I have added several layers to the encryption algorithm. It’s now truly massive encryption :smiley: :

  1. The whole (always padded to 160 characters) message is encrypted by adding (modulo 256) random bytes to each byte of the message.

  2. All the bits in the message are then shuffled randomly with a bit by bit Fisher-Yates shuffle.

  3. After that the message is encrypted with a 4-round SHA-256 Feistel block cipher.

  4. And lastly the message is encrypted with a Rule 30 stream cipher based on a CPU nanosecond clock random nonce and a private 256-bit key.

Here is a JavaScript demo of the algorithm: https://jsfiddle.net/kktbksrz/

5 Likes

What did I say ?

9b072216ed0582cef71a98028f94d949ab554bfe828f7daf237f050fb78cc09b adb3ce10303739949b505a88251f446ea471b00dd44420b3b7a1698feb008bda d23f82b9ae91737d900468fba75102fbd85be8d6c0bfd9a7da8539b248b33f79 85fb1290331507dbefdf8f0d198096070ea62e94c8703afea58d51ed09748c33 a2f44f7f13ef5c03a7c374aa59ed03a1b85fd008ae9e52d5c91e602073dc4783 884e3b3a549cc3ae25b37b33d094094a31b9dbe5ce527763b54fb8ebaf6ee40a 9f815a5a711fff504443350664fb77823c4a16470e683aedd5c0e1e489be60fa d261fc0afff34182fcc8b5a1e021cd474f1a4ca0c969be44ad1c63f6b41313c1 72dce9dffdffdf89ff2ae4424b1132d76266a5d4c2fc2a1f8d2732eca6439262 c9ca4af6331cff134f21b94825067043c5f4c09ad101b075848e20bec1cb69e0 3a5b0970e4b80465bef8fdaf2fabdc8b64f5272b82268cb951fe0ba974c708d9

That’s an easy one. You said “hi”. I can intuitively tell that by the patterns of the bits in the encrypted message. Just kidding!

EDIT: Actually, unless you changed the private key, your message can be decrypted directly with the private key: hash(‘This is a test key’).

1 Like

Each time I say the same its output is indeed different - that works - looking forward to the real thing :slight_smile:

FYI, that post was from october 2014 :upside_down:

1 Like

Is this safe in this implementation (I am not familiar with Wolframs cipher here). Usually clock is bad and PRNG is used, may be different here though? Just curious, not a critique

In the JavaScript implementation the CPU nanosecond clock is sampled with the (very) jittery setTimeout() function into a 1024 bit string which then is hashed into a 256 bit nonce. Randomness is indeed a tricky subject yet practically in the Chrome, Firefox and Internet Explorer browsers the 1024 bits generated look sufficiently random. What will happen with Moore’s law and computers getting magnitudes more powerful? I believe the current implementation will be good enough for many years to come. And if not the nonce can easily be upgraded.

2 Likes

No worries, it may be a bone of contention in an audit, just in case :thumbsup: There was a bitcoin wallet that suffered as a result of a bad seed. I Think though it used the hash of a return value, which was a 404 or similar as a site went sssl. So not in that league, but clocks are not used as crypto secure seeds. I Think it’s worth a quick look around at a PRNG for javascript or check how others create seeds etc. Just in case. I would hate to have somebody unfairly pick at this.

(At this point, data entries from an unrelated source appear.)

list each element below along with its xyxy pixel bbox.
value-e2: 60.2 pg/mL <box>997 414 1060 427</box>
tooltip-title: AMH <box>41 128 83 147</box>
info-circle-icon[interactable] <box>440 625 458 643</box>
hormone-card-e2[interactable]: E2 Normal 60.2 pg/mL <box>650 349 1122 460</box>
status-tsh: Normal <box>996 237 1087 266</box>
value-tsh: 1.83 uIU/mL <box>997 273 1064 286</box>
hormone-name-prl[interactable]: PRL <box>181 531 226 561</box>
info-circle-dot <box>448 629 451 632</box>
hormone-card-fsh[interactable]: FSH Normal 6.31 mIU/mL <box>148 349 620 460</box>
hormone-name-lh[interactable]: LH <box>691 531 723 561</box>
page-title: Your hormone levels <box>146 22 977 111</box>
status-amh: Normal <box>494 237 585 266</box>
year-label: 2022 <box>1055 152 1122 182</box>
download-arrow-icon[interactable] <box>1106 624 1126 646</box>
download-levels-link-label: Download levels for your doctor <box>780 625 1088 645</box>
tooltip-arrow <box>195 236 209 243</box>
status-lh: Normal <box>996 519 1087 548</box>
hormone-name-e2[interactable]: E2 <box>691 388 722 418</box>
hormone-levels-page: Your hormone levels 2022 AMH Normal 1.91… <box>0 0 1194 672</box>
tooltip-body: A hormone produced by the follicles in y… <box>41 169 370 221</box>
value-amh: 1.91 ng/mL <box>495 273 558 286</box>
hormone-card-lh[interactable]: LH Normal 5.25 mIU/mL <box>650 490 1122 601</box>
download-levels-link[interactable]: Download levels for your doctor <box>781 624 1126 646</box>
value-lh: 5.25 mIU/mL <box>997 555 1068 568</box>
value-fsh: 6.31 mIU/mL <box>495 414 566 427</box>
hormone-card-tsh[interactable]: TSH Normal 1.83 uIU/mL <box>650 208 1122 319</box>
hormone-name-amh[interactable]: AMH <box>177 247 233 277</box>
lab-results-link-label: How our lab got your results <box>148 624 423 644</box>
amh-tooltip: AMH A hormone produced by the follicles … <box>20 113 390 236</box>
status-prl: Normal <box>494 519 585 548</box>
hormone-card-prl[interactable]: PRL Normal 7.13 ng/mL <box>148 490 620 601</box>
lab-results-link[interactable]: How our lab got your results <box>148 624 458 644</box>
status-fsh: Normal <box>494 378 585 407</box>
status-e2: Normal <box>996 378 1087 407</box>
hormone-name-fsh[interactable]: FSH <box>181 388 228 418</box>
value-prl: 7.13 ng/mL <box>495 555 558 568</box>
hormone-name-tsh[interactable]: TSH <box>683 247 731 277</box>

Great work though, really nice to see.

3 Likes

If you need random in the browser for crypto purposes, you should really use Crypto.getRandomValues() - Web APIs | MDN if it’s available (you can polyfill for a fallback). Granted most people will tell you that in-browser crypto is not safe (the most popular post on this subject is https://www.nccgroup.trust/us/about-us/newsroom-and-events/blog/2011/august/javascript-cryptography-considered-harmful/). No need to debate the finer points here of course, just thought I’d link it.

4 Likes

One potential problem is that the generation of the nonce is in my case at the mercy of the implementation of the setTimeout() and performance.now() functions. Yet those are very much in practice “set in stone” so to speak. Google, Mozilla, Microsoft or Opera Software cannot just willy-nilly tamper with such core functionality without affecting their whole community of developers and applications. So in practice I believe it’s reliable to use such implementation for generating randomness. I challenge you to come up with an alternative approach that is truly random without the use of clock sampling, and without the need for extra hardware.